Its removal last October represented the biggest overnight cut to benefits in the history of the welfare state. The impact of this geographically was very uneven. Prosperous parts of the country, with fewer benefit claimants, were naturally much less affected.

The Conservative seat gains from Labour, which had been promised more resources through the ‘levelling up’ agenda, are among some of the most seriously impacted areas. Analysis of the last election showed that the Conservative electoral coalition had stark regional differences, uniting very prosperous and deprived areas.

The median rank of Conservative 2017 and 2019 gains in the deprivation index (when 1 is the most deprived and 533 the least) was 133 – compared to 375 for their consistently held seats. While Labour held seats still tend to have more deprivation, many Conservatives MPs today represent seats where very large numbers of people will be thrown into poverty by the cut. The Joseph Rowntree Foundation analysis found that of the 140 constituencies where 1 in 4 families will be impacted, some 26 per cent (36 seats) of these were Conservative held.

Similar points were made to the Conservative government by their own supporters. The think tank, Bright Blue, pointed out that there were 114 Conservative seats where the number of people impacted locally by the Universal Credit cut was greater than their MP’s majority.

The cut in benefits means there will be more people in deeper poverty with less money to spend in their local economy. So, it will inevitably have a knock-on effect, worsening regional economic inequalities.

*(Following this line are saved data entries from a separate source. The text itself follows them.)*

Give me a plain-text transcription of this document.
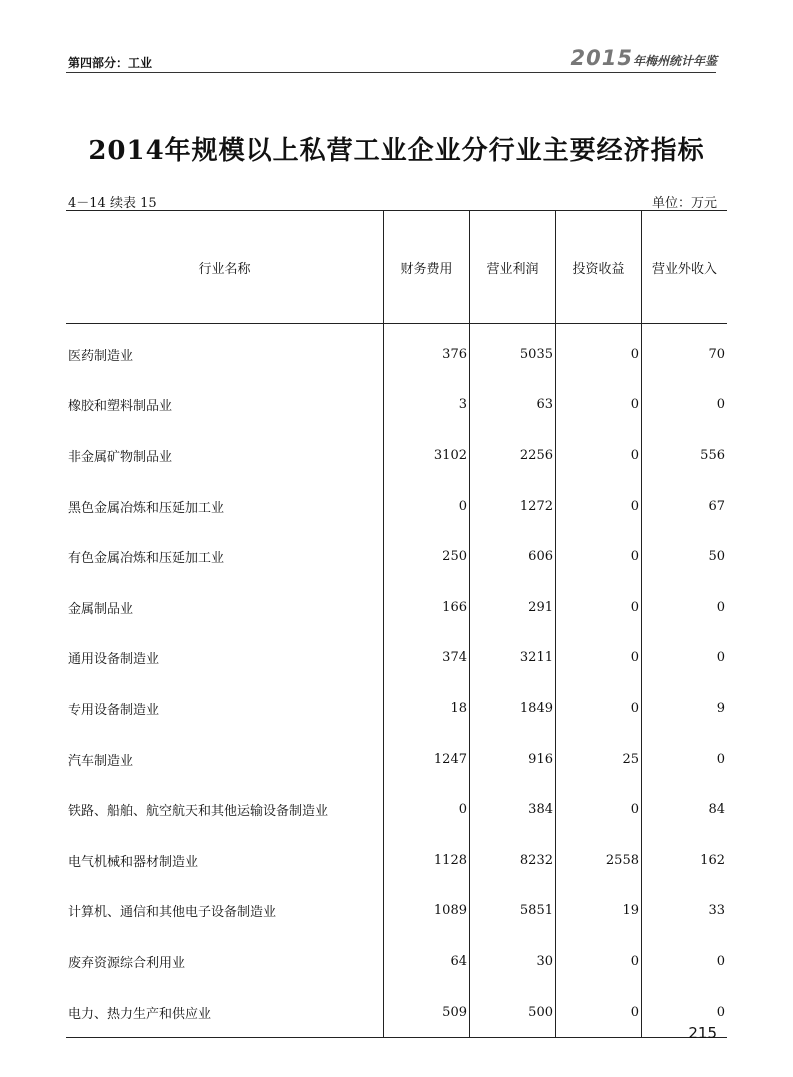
第四部分：工业	2015年梅州统计年鉴
2014年规模以上私营工业企业分行业主要经济指标
4－14 续表 15	单位：万元
行业名称	财务费用	营业利润	投资收益	营业外收入
医药制造业	376	5035	0	70
橡胶和塑料制品业	3	63	0	0
非金属矿物制品业	3102	2256	0	556
黑色金属冶炼和压延加工业	0	1272	0	67
有色金属冶炼和压延加工业	250	606	0	50
金属制品业	166	291	0	0
通用设备制造业	374	3211	0	0
专用设备制造业	18	1849	0	9
汽车制造业	1247	916	25	0
铁路、船舶、航空航天和其他运输设备制造业	0	384	0	84
电气机械和器材制造业	1128	8232	2558	162
计算机、通信和其他电子设备制造业	1089	5851	19	33
废弃资源综合利用业	64	30	0	0
电力、热力生产和供应业	509	500	0	0
215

2. A £1b shortfall in EU funding
It was also recently disclosed that the government’s new programme replacing EU regional development aid, the Shared Prosperity Fund, has a total value that makes up just 60 per cent of the old EU money. By 2024 – 2025 the new fund should be worth £1.5 billion a year – a stunning £1 billion less than the £2.5 billion that the UK previously received annually for regional aid from the EU.  

3. Cost of living crisis and the ‘red wall’
To make matters worse, the UK is now facing a serious cost of living crisis. Inflation is outpacing wage rises and energy bills are set to soar in 2022. The Resolution Foundation has described this as an impending ‘catastrophe’ for people on low incomes. They calculate that, if the average energy bill rises to £2000 per year, this will mean ‘the poorest third of households spending at least 10 per cent of family budgets on energy bills alone’. On top of this, the government is also persisting with increasing national insurance – a regressive way to raise vitally needed funds for the NHS, as those on higher incomes will pay a lower rate.  

While the cost of living crisis will be felt across the country, it will hit areas with high deprivation and low wages particularly hard. In Conservative gains in the 2017 and 2019 (i.e., the former ‘red wall’ seats), the median weekly wage is £520. This compares to £600 in consistently held Conservative seats and is actually lower, on average, than Labour seats. In short, these are seats where the crisis will be acutely felt.  

4. The Brexit effect on UK manufacturing
It has long been predicted that Brexit will make regional inequality worse. This is, in part, due to the distribution of the UK’s manufacturing industry (the big loser from increasing barriers to UK trade with the EU), which tends to concentrate in poorer regions.  

Onward, the centre-right think tank, have noted that manufacturing represents a bigger share of employment, and much bigger share of productivity growth, in poorer areas. This exposes these places to Brexit, as the 15 per cent fall we have seen in exports to the EU will disproportionately impact them compared to other areas.

As Philip McCann and Raquel Ortega Argiles, writing for UK in a Changing Europe in November 2020 put it, the ‘competitiveness of UK industries such as automotive, and manufacturing sectors such as rubber, plastics, metals, are very vulnerable to Brexit, whereas sectors such as retail, insurance face only relatively limited competitiveness effects.’ Areas where the adversely hit sectors are well represented can therefore expect to be negatively impacted.

***

The scale of these problems is a reminder that regional inequality and individual inequality have to be tackled together. There is no straight forward category of the ‘left behind’ voter or place. Inner city areas with very high deprivation – for example, London has the highest child poverty rate of the UK – tended to vote to Remain in the EU.

Tackling injustice in these ‘high growth, but high inequality’ places is just as important as addressing problems in ‘low growth’ areas. And, as the cut to Universal Credit shows very clearly, policies to fight regional inequality will fail when the government takes steps that actively worsen individual inequality at the same time.

The ‘levelling up agenda’ looks increasingly caught up in its own contradictions.